With regard to the quantification differences between PET/CT and PET/MRI systems in our study, several shortcomings of MRAC have to be mentioned. On the one hand, there are general aspects, all vendors having difficulties with MRI truncation artifacts, not including bone structures in the segmentation process and assigning uniform lung attenuation coefficients. Specific for Philips TF PET/MRI is that it uses a three-tissue segmentation model, dividing a dedicated MR sequence in air, lung, and soft tissue. Other PET/MRI systems perform a four-segmentation model, including fat as an additional class for generating the attenuation maps. Ignoring fat may result in a small overall overestimation of the AC. Nevertheless, several approaches have been developed and evaluated to mitigate these shortcomings [41]. Furthermore, Philips designed a sequential PET/MRI system with TF ability, requiring longer acquisition time when compared with the simultaneous (e.g., Siemens) systems. However, MRAC is still work-in-progress, future clinical studies being needed to evaluate the usefulness of the different PET/MRI designs.

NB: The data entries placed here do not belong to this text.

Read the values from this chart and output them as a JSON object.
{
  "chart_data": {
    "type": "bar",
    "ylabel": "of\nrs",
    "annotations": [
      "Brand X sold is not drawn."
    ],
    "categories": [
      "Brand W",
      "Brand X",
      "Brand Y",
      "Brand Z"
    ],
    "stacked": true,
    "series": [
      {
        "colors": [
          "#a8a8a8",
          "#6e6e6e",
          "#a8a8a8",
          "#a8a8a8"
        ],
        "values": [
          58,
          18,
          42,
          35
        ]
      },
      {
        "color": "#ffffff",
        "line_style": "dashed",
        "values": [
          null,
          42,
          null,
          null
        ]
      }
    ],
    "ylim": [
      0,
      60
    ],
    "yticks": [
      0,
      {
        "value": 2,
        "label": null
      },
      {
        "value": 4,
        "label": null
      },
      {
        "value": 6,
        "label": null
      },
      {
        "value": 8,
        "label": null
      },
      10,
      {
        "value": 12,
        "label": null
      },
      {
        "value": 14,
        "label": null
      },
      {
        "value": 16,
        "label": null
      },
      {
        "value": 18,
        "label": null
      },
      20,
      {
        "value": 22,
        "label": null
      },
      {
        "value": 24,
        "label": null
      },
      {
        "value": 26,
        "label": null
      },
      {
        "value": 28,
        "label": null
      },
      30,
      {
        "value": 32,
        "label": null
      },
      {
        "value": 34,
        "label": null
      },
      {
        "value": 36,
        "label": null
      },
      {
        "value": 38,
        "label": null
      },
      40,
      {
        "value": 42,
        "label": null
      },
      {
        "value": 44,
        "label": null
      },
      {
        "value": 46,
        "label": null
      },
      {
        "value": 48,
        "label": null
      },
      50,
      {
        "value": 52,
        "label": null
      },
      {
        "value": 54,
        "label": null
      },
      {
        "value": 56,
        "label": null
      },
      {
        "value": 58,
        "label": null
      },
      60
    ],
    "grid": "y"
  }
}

A limitation of the present study is represented by the sequential character of the study design, resulting in a possible redistribution of the tracer between the imaging time points of the PET/CT and PET/MRI. Nevertheless, we have specifically chosen [18F]FCH as radiotracer for this evaluation in order to minimize these effects. The good correspondence in SUVs across most lesions also points into this direction. Furthermore, a measurable difference in scan statistics can be expected by performing the PET/CT and the PET/MRI with a gap of 60 min. To compensate for this effect, the acquisition time on PET/MRI was increased with 50 % compared with that applied during the PET/CT scan. Another possible limitation is the variability of the used MRI protocol, as MR images were acquired in a process of optimizing imaging procedures. Yet, the same amount of lesions was identified on both PET/CT as well as PET/MRI. In a more optimal MRI setting, it is anticipated that the PET/MRI will outperform PET/CT in, e.g., differentiation of benign versus malignant lesions and identification of tumor ingrowth in surrounding soft tissue structures, including the seminal vesicles or rectal wall. However, this was not the primary aim of the present study and this remains to be studied in further studies.

Conclusion

This study demonstrates that PET/MRI and PET/CT systems provide comparable performance with respect to calibration accuracy, image uniformity, and contrast recovery. In the absence of PET/MRI attenuation correction artifacts, there was reasonably good correspondence between [18F]FCH uptake in both healthy tissues and suspect lesions, yet systematically lower SUVs in normal tissues were seen for PET/MRI. Therefore, further improvement of MR-based attenuation correction is warranted. Furthermore, it is recommended to inspect attenuation corrections maps in order to avoid (quantitative) misinterpretations due to attenuation correction artifacts.